At the Imagine.Create.Innovate conference held at Rochester Public Library, there was a lot of talk about the future of libraries. Where we are now. Where we might be going. What we need to do if we are to move in a direction that helps libraries and, more importantly, helps our communities.
Jamie LaRue was keynote speaker for the first day of the two-day event. The short version of his speech: “The mission of the public library is to gather, organize, and present to the public the intellectual content of our culture.” Wait, that’s big. Let me say repeat that.
“The mission of the public library is to gather, organize, and present to the public the intellectual content of our culture.”
This means not only curating and preserving, but also enabling those who create the intellectual content of our culture. Providing free access to it. Publishing it. And of course, sorting it and cataloging it all.
The “threat” of ebooks has many wringing their hands wondering if libraries can remain relevant going forward. Jamie did extensive research before embarking on the creation of a digital library branch for his community. He found that 20% of his readers prefer ebooks. Despite this, his library’s ebooks comprised far less than 20% of the collection. He noted that his collection of ebooks is always checked out. The same is true in Rochester – we just don’t have enough ebooks yet to meet the demand.

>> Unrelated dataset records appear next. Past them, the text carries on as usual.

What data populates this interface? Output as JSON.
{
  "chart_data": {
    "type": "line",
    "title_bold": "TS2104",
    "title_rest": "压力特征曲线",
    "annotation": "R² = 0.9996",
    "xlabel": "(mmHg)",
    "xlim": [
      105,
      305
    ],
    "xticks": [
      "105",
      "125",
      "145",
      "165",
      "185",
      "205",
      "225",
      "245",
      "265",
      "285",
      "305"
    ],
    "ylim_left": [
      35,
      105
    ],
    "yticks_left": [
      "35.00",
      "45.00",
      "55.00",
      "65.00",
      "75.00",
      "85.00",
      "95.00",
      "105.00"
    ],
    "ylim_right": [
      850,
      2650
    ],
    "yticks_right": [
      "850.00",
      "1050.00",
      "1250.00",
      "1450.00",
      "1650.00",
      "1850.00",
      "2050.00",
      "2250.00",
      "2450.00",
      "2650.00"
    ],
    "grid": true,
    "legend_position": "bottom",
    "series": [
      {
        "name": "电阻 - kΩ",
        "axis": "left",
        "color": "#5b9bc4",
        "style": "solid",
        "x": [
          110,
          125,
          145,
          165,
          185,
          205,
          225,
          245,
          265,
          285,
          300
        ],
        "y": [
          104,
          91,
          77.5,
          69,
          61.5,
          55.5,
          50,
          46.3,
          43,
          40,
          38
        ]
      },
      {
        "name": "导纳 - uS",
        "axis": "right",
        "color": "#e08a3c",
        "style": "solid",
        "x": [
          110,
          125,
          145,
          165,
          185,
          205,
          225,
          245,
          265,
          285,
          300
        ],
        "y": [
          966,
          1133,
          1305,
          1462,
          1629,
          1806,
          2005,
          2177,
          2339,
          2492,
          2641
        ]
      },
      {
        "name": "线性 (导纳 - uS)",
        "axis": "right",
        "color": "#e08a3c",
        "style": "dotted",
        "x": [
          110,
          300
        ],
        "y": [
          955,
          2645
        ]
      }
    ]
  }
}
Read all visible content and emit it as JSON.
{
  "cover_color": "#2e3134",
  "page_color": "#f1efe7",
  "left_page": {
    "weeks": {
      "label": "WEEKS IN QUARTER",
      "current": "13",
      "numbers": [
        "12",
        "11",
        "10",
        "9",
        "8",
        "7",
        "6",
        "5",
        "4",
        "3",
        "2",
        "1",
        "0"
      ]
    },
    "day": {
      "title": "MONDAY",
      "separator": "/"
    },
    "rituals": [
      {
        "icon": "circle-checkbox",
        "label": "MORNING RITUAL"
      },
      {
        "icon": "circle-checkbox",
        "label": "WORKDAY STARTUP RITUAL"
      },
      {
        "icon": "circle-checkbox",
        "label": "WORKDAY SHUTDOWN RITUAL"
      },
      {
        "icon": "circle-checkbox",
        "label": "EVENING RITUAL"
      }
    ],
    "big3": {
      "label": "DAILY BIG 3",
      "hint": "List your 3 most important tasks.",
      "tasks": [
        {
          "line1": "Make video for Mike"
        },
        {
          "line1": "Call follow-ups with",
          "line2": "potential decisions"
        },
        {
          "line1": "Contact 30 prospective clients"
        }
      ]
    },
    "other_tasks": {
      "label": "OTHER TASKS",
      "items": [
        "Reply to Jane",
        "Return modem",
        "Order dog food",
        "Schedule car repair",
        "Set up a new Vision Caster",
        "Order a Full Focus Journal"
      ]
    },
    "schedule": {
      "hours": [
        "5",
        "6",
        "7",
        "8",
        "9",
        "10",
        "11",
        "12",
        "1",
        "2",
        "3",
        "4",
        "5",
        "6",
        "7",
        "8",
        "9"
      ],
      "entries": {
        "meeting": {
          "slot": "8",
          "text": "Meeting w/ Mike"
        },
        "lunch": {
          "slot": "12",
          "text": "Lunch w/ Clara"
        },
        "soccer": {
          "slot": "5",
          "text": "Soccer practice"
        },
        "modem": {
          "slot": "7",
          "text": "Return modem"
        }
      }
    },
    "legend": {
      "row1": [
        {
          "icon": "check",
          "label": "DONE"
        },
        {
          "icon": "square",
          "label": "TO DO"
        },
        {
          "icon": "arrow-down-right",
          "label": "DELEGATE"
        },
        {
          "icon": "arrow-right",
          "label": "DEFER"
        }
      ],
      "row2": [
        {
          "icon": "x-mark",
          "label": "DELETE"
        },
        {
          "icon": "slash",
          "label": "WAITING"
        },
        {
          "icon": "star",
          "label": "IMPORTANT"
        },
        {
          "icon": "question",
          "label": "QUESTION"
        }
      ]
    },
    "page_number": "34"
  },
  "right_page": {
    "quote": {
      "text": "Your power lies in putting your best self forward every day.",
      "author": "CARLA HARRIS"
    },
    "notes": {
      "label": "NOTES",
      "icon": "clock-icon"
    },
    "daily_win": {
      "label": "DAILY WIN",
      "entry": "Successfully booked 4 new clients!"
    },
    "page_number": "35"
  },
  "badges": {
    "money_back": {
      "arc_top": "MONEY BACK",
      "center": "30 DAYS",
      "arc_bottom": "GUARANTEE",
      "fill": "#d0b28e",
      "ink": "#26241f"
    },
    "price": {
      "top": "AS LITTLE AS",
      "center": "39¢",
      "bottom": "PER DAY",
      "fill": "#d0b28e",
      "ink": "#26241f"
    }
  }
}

The fact is, publishers are making it very difficult for libraries to circulate ebooks. The restrictions are high. The costs are high. And many publishers won’t sell ebooks to libraries at all.
So what is a creative, innovative solution to this problem? If you ask Jamie LaRue, he’ll tell you to spend less time worrying about the Big Six publishers and focus your efforts on independent small press publishers and self-publishing authors.
He set up an Adobe Content Server for ebooks that his library would purchase. He set up a second server at clicweb.org for items in the public domain. He dug up Creative Commons content. And then he set up agreements with publishers.
The result of all this is a ebook catalog that pulls together all econtent to one place. Adobe Content Server attaches DRM, and regulates the check out to Adobe-enabled devices in order to restrict the use to one user at a time, and to disable the content at the end of a due date.
Take a look at Douglas County Library’s digital branch. They have set a precedent with this, which is useful to all of us.